Clinical Research Associate 3- AL, MS, AR

ICON plc is a world-leading healthcare intelligence and clinical research organisation. From molecule to medicine, we advance clinical research providing outsourced services to pharmaceutical, biotechnology, medical device and government and public health organisations. With our patients at the centre of all that we do, we help to accelerate the development of drugs and devices that save lives and improve quality of life. Our people are our greatest strength, are at the core of our culture, and the driving force behind our success. ICON people have a mission to succeed and a passion that ensures what we do, we do well.

Primary Responsibilities

• Completes onsite and remote monitoring activities in accordance with all ICH-GCP guidelines, applicable regulations, SOPs, and study processes. Activities include qualifying potential investigative sites, initiating clinical trials, maintaining study files, and providing instructions to site personnel and study close out.
• Verifies the protection of study participants by confirming informed consent procedures and protocol have been performed in accordance to applicable regulations.
• Ensures the integrity of clinical data and that the study is conducted in compliance with the approved protocol, GCP, applicable regulations, and SOPs.
• Manages the investigative site staff to facilitate trial deliverables, e.g., subject enrollment, data deliverables.
• Verifies proper management and accountability of Investigational Product (IP).
• Writes and submits reports of investigational site findings and updates applicable tracking systems. Escalates observed deficiencies, issues, and corrective and preventative action plans as appropriate.
• Manages essential documents as required by local regulations and ICH-GCP guidelines before, during, and after a clinical study; assists with resolution of investigational site/data queries.
• Performs key risk assessment and management responsibilities throughout the project, including key risk indicator and site health analysis, site process evaluation, and project escalation.
• Participates in audit preparation and follow-up activities as needed.

Senior CRA Responsibilities:

• Independently performs a wide variety of onsite and offsite monitoring visit types. May be assigned studies that require complex therapeutic knowledge.
• Serves as a preceptor, providing training and coaching feedback to less experienced clinical team members.
• Gathers and reviews information for assigned sites and identifies inconsistencies. Independently assesses risk and escalates as applicable. Provides corrective and preventative actions.
• Assists with ad hoc, short-term assignments in support of study or departmental initiatives with minimal management support.
• May be assigned clinical tasks where advanced negotiating skills are required.
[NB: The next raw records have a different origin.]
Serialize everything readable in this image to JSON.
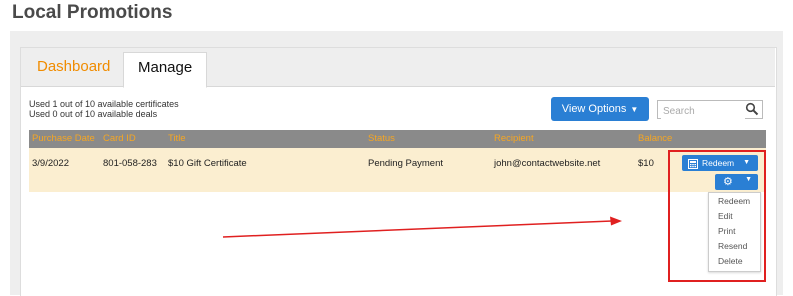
{
  "page_title": "Local Promotions",
  "tabs": [
    {
      "label": "Dashboard",
      "active": false
    },
    {
      "label": "Manage",
      "active": true
    }
  ],
  "usage": {
    "certificates": "Used 1 out of 10 available certificates",
    "deals": "Used 0 out of 10 available deals"
  },
  "toolbar": {
    "view_options_label": "View Options",
    "search_placeholder": "Search",
    "search_value": ""
  },
  "table": {
    "columns": [
      "Purchase Date",
      "Card ID",
      "Title",
      "Status",
      "Recipient",
      "Balance"
    ],
    "rows": [
      {
        "purchase_date": "3/9/2022",
        "card_id": "801-058-283",
        "title": "$10 Gift Certificate",
        "status": "Pending Payment",
        "recipient": "john@contactwebsite.net",
        "balance": "$10"
      }
    ]
  },
  "actions": {
    "redeem_label": "Redeem",
    "menu_items": [
      "Redeem",
      "Edit",
      "Print",
      "Resend",
      "Delete"
    ]
  },
  "icons": {
    "search": "magnifier-icon",
    "redeem": "calculator-icon",
    "gear": "gear-icon",
    "caret": "caret-down-icon"
  },
  "colors": {
    "accent_orange": "#f08c00",
    "button_blue": "#2a7fd4",
    "header_gray": "#8a8a8a",
    "row_highlight": "#fbeed0",
    "annotation_red": "#e02020"
  }
}
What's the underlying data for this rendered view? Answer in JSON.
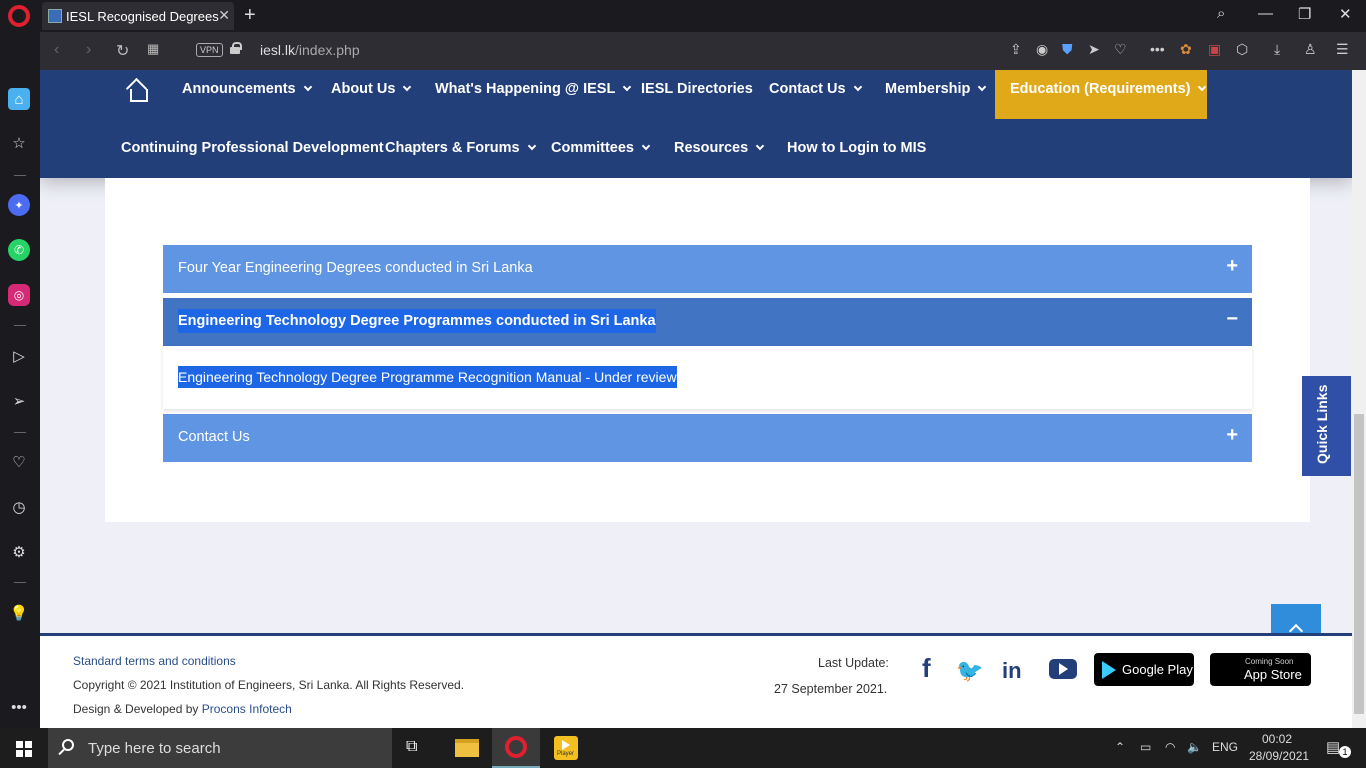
{
  "browser": {
    "tab_title": "IESL Recognised Degrees",
    "url_domain": "iesl.lk",
    "url_path": "/index.php",
    "vpn_label": "VPN"
  },
  "nav": {
    "row1": [
      {
        "label": "Announcements",
        "dropdown": true
      },
      {
        "label": "About Us",
        "dropdown": true
      },
      {
        "label": "What's Happening @ IESL",
        "dropdown": true
      },
      {
        "label": "IESL Directories",
        "dropdown": false
      },
      {
        "label": "Contact Us",
        "dropdown": true
      },
      {
        "label": "Membership",
        "dropdown": true
      },
      {
        "label": "Education (Requirements)",
        "dropdown": true,
        "active": true
      }
    ],
    "row2": [
      {
        "label": "Continuing Professional Development",
        "dropdown": false
      },
      {
        "label": "Chapters & Forums",
        "dropdown": true
      },
      {
        "label": "Committees",
        "dropdown": true
      },
      {
        "label": "Resources",
        "dropdown": true
      },
      {
        "label": "How to Login to MIS",
        "dropdown": false
      }
    ]
  },
  "accordion": [
    {
      "label": "Four Year Engineering Degrees conducted in Sri Lanka",
      "sign": "+",
      "expanded": false
    },
    {
      "label": "Engineering Technology Degree Programmes conducted in Sri Lanka",
      "sign": "−",
      "expanded": true,
      "body_link": "Engineering Technology Degree Programme Recognition Manual - Under review"
    },
    {
      "label": "Contact Us",
      "sign": "+",
      "expanded": false
    }
  ],
  "quick_links": "Quick Links",
  "footer": {
    "terms": "Standard terms and conditions",
    "copyright": "Copyright © 2021 Institution of Engineers, Sri Lanka. All Rights Reserved.",
    "design_prefix": "Design & Developed by ",
    "design_link": "Procons Infotech",
    "last_update_label": "Last Update:",
    "last_update_date": "27 September 2021.",
    "google_play": "Google Play",
    "app_store_small": "Coming Soon",
    "app_store": "App Store"
  },
  "taskbar": {
    "search_placeholder": "Type here to search",
    "lang": "ENG",
    "time": "00:02",
    "date": "28/09/2021",
    "notif_count": "1",
    "player_label": "Player"
  },
  "colors": {
    "nav_bg": "#233f7a",
    "nav_active": "#e0a91a",
    "accordion": "#5f95e2",
    "accordion_active": "#4274c4",
    "selection": "#1d67e6"
  }
}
• 4 years of experience supporting clinical trials including 3 years of on-site monitoring experience
• Advanced knowledge of the drug development process
• Advanced knowledge and practical utilization of ICH- GCP and applicable regulatory requirements
• Sound knowledge of applicable policies and procedures, SOPs, work instructions, and other guidance documents
• Excellent spoken and written communication skills; good presentation skills
• Advanced interpersonal, collaboration, and time management skills
• High proficiency with Microsoft Office and company collaboration applications
• Advanced skill in the utilization of applicable clinical systems
• Advanced critical thinking skills
• Excellent organizational skills
• Ability to focus on detail for extended periods of time; high attention to accuracy
• Ability to travel extensively
• Ability to establish and maintain effective working relationships with investigative site staff
• Good negotiation skills

Education:

• Undergraduate degree or international equivalent in clinical, science, or health-related field from an accredited institution; health care professional licensure, i.e., registered nurse
  • Equivalent combination of education, training and relevant experience may be considered in place of the education and experience stated above. All employees must read, write and speak fluent English and host country language.

Benefits of Working in ICON:

Our success depends on the knowledge, capabilities and quality of our people. That’s why we are committed to developing our employees in a continuous learning culture – one where we challenge you with engaging work and where every experience adds to your professional development.

At ICON, our focus is to provide you with a comprehensive and competitive total reward package that comprises, not only an excellent level of base pay, but also a wide range of variable pay and recognition programs. In addition, our best in class employee benefits, supportive policies and wellbeing initiatives are tailored to support you and your family at all stages of your career - both now, and into the future.

ICON, including subsidiaries, is an equal opportunity and inclusive employer and is committed to providing a workplace free of discrimination and harassment. All qualified applicants will receive equal consideration for employment without regard to race, color, religion, sex, sexual orientation, gender identity, national origin, disability or protected veteran status.

If, because of a medical condition or disability, you need a reasonable accommodation for any part of the application process, or in order to perform the essential functions of a position, please let us know.